Shashi Sinha, President, Lodestar Media, explains that the agency brought in the structure as early as 2000, "We are the first agency to follow such a structure and I believe, the only one to practice it in its pristine pure form. Needless to say, I am a firm believer." He expresses that the key advantage is that this system means total brand ownership, "Unlike where a planner plans theoretically and a buyer just buys on best deals regardless of whether the buys fit into the brand strategy. For instance, for male TG, buyers will buy afternoon just to prove better rates, something no planner will advise."

Unlike Lodestar, Carat Media also believes that the unified structure doesn't quite fit the bill, "This is an ideal situation, desirable but not realistic," says Charles Berley Jenarius, Group CEO, Carat Media, "Both planning and buying are highly specialised areas and require different skill sets to deliver the best.
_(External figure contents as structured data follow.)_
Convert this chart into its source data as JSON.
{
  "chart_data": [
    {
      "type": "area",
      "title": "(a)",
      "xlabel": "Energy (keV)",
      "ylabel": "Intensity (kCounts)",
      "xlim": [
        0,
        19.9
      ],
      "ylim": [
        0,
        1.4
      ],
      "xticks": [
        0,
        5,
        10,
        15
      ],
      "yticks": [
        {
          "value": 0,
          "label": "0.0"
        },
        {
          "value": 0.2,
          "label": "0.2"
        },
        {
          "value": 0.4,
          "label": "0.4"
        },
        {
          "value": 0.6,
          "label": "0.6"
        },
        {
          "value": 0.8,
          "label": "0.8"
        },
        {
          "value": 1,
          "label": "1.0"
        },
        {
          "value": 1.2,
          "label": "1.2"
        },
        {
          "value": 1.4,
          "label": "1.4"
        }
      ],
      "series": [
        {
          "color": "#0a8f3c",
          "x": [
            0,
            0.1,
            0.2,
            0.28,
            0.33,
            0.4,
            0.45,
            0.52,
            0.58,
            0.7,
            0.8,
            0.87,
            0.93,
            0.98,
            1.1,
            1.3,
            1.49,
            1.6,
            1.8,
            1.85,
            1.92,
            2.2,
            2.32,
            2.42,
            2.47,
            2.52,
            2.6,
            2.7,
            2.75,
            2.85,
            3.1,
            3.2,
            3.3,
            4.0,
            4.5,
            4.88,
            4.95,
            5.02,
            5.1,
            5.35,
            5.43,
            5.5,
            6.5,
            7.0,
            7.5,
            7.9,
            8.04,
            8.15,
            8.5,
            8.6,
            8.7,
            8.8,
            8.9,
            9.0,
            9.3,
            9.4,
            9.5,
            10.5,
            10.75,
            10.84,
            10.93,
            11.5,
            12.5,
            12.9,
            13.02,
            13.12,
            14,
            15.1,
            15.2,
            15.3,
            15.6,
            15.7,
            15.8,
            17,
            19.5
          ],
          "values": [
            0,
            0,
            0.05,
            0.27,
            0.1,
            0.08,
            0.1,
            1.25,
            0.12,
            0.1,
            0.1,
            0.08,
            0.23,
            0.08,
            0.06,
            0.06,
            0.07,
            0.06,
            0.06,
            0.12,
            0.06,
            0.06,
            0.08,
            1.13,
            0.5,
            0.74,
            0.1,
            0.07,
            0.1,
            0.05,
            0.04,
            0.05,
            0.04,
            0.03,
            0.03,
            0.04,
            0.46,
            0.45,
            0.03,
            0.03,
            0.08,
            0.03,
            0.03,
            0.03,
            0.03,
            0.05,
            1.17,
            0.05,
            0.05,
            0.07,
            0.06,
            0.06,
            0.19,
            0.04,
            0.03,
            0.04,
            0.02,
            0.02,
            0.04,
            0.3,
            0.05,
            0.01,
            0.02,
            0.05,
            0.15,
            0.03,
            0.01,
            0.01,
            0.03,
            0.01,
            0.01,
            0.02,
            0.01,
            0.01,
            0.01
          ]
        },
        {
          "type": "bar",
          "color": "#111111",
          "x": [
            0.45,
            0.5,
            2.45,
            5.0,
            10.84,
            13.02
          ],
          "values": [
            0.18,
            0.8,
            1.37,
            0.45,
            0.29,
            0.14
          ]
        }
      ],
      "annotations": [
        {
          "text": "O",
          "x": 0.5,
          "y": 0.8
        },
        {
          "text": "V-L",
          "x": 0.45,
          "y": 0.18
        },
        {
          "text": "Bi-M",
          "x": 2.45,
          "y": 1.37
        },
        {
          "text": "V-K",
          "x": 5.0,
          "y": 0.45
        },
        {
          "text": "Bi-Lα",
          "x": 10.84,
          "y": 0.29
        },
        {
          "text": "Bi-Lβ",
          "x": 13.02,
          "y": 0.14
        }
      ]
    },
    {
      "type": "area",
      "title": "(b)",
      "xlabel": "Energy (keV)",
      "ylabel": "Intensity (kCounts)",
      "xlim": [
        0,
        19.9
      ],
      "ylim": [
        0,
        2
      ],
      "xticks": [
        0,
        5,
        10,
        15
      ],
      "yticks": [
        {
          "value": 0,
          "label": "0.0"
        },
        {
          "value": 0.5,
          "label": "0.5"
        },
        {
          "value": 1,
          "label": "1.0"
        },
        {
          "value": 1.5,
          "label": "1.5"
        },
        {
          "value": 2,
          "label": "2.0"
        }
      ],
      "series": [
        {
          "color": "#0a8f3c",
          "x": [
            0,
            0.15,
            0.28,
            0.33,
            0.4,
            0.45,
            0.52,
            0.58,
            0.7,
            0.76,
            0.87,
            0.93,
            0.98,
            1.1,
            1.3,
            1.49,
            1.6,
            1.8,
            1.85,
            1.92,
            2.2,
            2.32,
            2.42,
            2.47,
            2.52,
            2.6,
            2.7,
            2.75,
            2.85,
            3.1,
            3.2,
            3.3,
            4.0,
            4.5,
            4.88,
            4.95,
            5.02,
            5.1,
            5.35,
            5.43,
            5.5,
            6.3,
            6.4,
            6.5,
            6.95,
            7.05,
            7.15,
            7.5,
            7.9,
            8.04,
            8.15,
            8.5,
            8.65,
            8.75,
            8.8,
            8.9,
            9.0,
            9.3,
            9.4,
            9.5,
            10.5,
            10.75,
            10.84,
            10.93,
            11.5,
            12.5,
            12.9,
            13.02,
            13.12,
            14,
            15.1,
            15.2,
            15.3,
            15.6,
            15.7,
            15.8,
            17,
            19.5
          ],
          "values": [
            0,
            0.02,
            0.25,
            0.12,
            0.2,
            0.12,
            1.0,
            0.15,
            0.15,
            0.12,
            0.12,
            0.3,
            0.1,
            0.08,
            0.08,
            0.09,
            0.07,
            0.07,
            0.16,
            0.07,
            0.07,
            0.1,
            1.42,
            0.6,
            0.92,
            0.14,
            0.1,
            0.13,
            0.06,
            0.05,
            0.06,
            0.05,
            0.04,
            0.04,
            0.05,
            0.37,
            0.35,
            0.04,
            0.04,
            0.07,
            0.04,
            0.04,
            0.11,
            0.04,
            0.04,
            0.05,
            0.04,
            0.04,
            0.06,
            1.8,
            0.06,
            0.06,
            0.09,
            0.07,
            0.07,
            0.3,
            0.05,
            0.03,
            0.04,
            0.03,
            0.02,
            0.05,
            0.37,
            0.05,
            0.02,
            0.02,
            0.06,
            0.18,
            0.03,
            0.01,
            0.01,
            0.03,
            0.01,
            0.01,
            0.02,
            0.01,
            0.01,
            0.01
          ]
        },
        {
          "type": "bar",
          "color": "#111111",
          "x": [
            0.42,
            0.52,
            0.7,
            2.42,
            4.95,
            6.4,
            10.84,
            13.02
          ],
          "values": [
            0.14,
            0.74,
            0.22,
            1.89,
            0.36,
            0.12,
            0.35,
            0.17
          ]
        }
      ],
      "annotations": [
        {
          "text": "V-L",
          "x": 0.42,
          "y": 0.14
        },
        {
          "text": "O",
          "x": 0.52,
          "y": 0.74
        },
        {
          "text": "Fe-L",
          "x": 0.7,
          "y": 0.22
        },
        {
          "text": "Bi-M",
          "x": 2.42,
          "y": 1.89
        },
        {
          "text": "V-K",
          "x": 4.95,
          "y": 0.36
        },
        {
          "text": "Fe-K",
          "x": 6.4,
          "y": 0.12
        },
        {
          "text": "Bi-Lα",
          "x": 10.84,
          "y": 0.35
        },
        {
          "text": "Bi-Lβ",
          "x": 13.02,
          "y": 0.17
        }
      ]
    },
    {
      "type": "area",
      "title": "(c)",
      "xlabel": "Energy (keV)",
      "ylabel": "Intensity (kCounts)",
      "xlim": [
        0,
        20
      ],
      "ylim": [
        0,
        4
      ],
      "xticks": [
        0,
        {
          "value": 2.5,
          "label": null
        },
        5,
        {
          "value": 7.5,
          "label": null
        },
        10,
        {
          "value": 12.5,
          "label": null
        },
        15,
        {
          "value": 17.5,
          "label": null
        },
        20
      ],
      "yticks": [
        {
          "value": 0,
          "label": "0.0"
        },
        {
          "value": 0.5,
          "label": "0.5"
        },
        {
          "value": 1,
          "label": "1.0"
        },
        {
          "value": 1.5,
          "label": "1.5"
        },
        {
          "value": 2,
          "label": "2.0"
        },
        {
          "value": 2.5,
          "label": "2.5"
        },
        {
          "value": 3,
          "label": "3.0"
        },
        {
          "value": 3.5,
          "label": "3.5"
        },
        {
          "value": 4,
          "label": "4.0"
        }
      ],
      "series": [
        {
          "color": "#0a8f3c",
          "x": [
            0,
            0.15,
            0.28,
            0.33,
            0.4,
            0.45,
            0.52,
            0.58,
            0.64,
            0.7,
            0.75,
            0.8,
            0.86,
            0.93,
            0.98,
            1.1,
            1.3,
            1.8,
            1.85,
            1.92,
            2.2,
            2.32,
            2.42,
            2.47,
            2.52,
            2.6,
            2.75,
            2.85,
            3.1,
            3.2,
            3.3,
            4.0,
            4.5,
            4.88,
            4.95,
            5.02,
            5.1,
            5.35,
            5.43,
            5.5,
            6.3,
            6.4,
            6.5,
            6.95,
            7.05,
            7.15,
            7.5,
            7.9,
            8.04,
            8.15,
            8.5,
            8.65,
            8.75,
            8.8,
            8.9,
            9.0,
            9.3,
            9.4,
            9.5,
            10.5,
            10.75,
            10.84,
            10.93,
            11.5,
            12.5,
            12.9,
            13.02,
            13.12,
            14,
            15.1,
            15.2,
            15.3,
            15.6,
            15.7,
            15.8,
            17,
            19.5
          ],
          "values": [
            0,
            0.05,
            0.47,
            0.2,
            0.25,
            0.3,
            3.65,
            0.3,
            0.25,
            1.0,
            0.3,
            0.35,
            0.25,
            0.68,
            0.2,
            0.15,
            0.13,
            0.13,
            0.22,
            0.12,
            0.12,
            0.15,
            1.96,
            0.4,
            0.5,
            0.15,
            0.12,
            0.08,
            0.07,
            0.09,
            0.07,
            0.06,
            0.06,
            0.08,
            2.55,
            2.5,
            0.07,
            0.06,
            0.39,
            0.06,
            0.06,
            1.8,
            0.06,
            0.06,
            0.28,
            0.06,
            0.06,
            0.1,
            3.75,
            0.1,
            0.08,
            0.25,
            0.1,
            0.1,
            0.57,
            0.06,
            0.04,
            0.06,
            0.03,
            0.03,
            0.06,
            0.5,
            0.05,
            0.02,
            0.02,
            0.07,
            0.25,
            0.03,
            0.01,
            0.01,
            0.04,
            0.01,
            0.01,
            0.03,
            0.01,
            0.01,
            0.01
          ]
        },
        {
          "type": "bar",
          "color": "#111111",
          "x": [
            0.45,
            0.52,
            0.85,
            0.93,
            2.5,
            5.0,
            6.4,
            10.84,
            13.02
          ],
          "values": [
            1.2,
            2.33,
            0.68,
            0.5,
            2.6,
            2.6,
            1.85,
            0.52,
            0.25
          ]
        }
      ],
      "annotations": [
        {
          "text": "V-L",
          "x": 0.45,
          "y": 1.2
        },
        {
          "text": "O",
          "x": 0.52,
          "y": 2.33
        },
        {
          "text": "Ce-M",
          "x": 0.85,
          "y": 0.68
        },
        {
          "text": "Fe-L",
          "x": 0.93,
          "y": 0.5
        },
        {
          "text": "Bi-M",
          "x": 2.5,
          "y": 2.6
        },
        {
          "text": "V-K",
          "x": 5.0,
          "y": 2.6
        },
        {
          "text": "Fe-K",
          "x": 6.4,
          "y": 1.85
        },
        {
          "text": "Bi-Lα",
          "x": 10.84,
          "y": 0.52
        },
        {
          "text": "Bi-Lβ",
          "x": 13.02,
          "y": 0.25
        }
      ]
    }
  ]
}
It is very rare to find all these skills resident in the same person, hence the need to have specialists to perform the respective functions."

Specialisation does appear to be the key word but players in the game know that there are pitfalls to over-specialisation. Professionals falling prey to commodity haggling is not a strange phenomenon to the media industry. However, as the leaders discuss, that is one aspect each player clearly steers away from and Starcom does it by following a mixture of both structures.

"In our view there is no one-size-fits-all rule here," says Ravi Kiran, MD, Starcom (S&W), "In our larger offices, we have dedicated investment (buying) teams, since the volume of business demands continuous interaction with media owners and special negotiation skills. At the same time, in other offices, we have at least some planners who are trained in negotiating."

For Srivastava, planners simply don't buy, "There are agencies today that have the same person for planning and buying. And we have seen pitch after pitch that their clients don't see the benefits of planning at all. The belief is that media contribution can be measured only in terms of who has struck the cleverest deal. Clients would like to centralise media buying, as buying is all about consolidation and leveraging of clout, like any other type of procurement."

Starcom and Carat present a different opinion expressing that clients don't really have a preference for either structure as long as they get the outcome. Sinha, on the other hand, has yet a different opinion on this count, "Clients are happy with a unified structure, as there is one interaction point, which has all the answers with one common point-of-view. The bigger advantage is that brand strategy is always overarching and never compromised on."

One problem that does seem to come across with the unified structure is the availability of talent. Throwing light on this, Sinha remarks, "Training people in both skill sets requires that much more effort, as you don't get readily available talent. That said, people working on a unified structure are a lot happier. They feel in control and realise that they are genuinely adding value."

Not something Jenarius agrees with, "In a rare scenario even if we do come across a single person with both skills, he/she will be unable to do justice to both, as both these areas are extremely demanding and complex in their own way."

As for the way forward, GroupM and Carat believe that the future will definitely see planning and buying independently becoming more specialised and focussed. Lodestar opines that unified skill is the future's model and Starcom sees the future in good orchestration of specialist functions, where the two structures will co-exist and may be other newer structures will emerge. As of now, the two systems coexist in the industry, and by looking at the agencies' records - they have seldom proved to be a hindrance as far as winning the clients is concerned. However, goes without saying that only one of them would emerge stronger in future, and believers in the others would probably have to tow the line.